It's hump day.
We've nearly made it to Friday. But before we can say it's Thursday, we have to review the top stories from Wednesday, June 20.
GE Headed to $9.99 a Share?
Is it time to buy General Electric Co. (GE) now that it's been booted from the Dow Jones Industrial Average?
Stephen Guilfoyle leads readers through his thoughts on GE and whether it's a buy, or if investors should wait until the stock drops a couple more dollars.
Readers or investors curious about GE should check out the story here.
Facebook Messenger Could Bring in Billions of Dollars -- Here's How
TheStreet's Kinsey Grant says that analysts approve of this move.
"Analysts predicted the Messenger monetization opportunity could contribute an incremental $6 billion to $8 billion in revenue and $1 in earnings per share for Facebook by 2020, given that Messenger monthly active users can grow to 1.5 billion by that time from 1.3 billion today. That would assume about $4 to $5 in in revenue per user per year," reported Grant.
The announcement sent Facebook into the green, just a day after FANG went red.
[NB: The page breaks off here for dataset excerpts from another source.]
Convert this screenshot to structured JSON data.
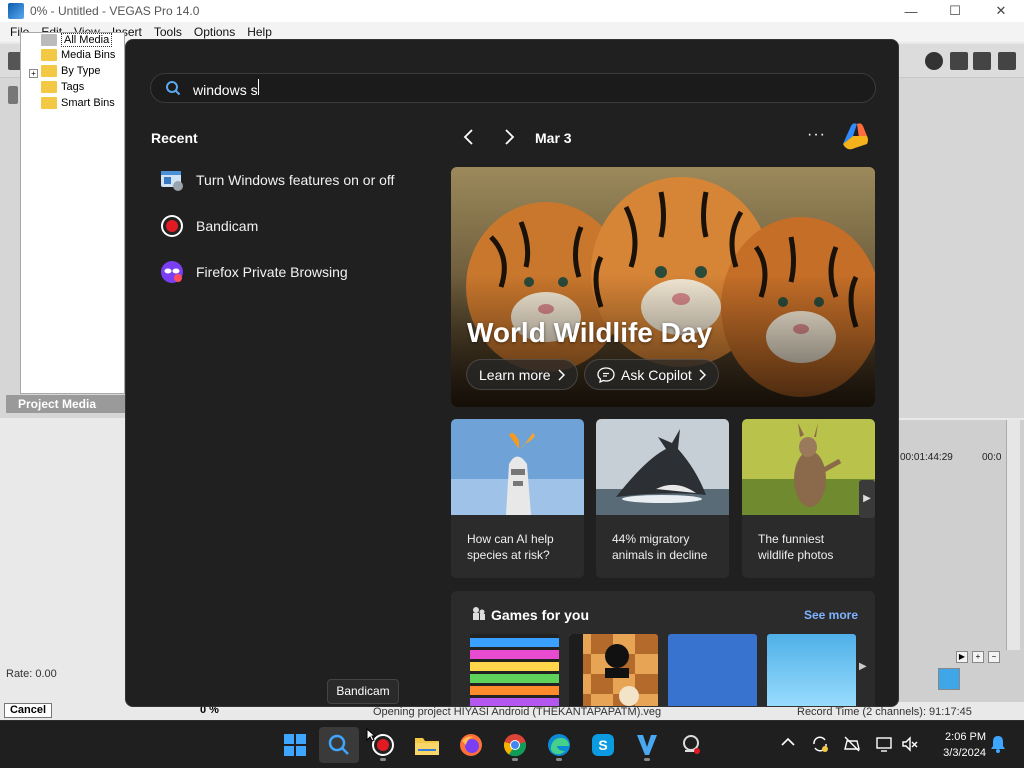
{
  "window": {
    "title": "0% - Untitled - VEGAS Pro 14.0",
    "min_label": "—",
    "max_label": "☐",
    "close_label": "✕"
  },
  "menu": [
    "File",
    "Edit",
    "View",
    "Insert",
    "Tools",
    "Options",
    "Help"
  ],
  "media_tree": {
    "items": [
      "All Media",
      "Media Bins",
      "By Type",
      "Tags",
      "Smart Bins"
    ],
    "expander": "+"
  },
  "project_media_label": "Project Media",
  "rate_label": "Rate: 0.00",
  "cancel_label": "Cancel",
  "progress_label": "0 %",
  "status_opening": "Opening project HIYASI Android (THEKANTAPAPATM).veg",
  "status_record": "Record Time (2 channels): 91:17:45",
  "timeline": {
    "time1": "00:01:44:29",
    "time2": "00:0"
  },
  "start": {
    "search_value": "windows s",
    "recent_title": "Recent",
    "recent": [
      {
        "label": "Turn Windows features on or off",
        "icon": "windows-features-icon"
      },
      {
        "label": "Bandicam",
        "icon": "bandicam-icon"
      },
      {
        "label": "Firefox Private Browsing",
        "icon": "firefox-private-icon"
      }
    ],
    "date": "Mar 3",
    "more_label": "···",
    "hero": {
      "title": "World Wildlife Day",
      "learn_more": "Learn more",
      "ask_copilot": "Ask Copilot"
    },
    "cards": [
      {
        "text": "How can AI help species at risk?"
      },
      {
        "text": "44% migratory animals in decline"
      },
      {
        "text": "The funniest wildlife photos"
      }
    ],
    "next_label": "▶",
    "games": {
      "title": "Games for you",
      "see_more": "See more"
    }
  },
  "tooltip": "Bandicam",
  "clock": {
    "time": "2:06 PM",
    "date": "3/3/2024"
  },
  "colors": {
    "start_bg": "#202020",
    "card_bg": "#2b2b2b",
    "accent": "#7fb3ff",
    "taskbar_bg": "#1f1f1f"
  }
}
Check out what else Grant has to say about this new business venture of Facebook's.
GE's Exit From Dow Could Be a Blessing in Disguise, Goldman Says
Ah, GE again.
GE may be secretly #blessed to have received the boot according to Goldman, Sachs & Co. analysts.
TheStreet's Tony Owusu looks into why GE, and GE investors, shouldn't be panicking after the company was removed from the Dow.
"The move has been long coming as the stock has continuously underperformed in recent quarters. However, the exit from the Dow may be a blessing in disguise, according to Goldman Sachs analyst Joe Ritchie," reported Owusu.
Let's just hope that GE can recover from its nightmare.
Well, that's all you need to know for Wednesday.
Now it's time to take a breather and relax. At least until the market opens on Thursday morning.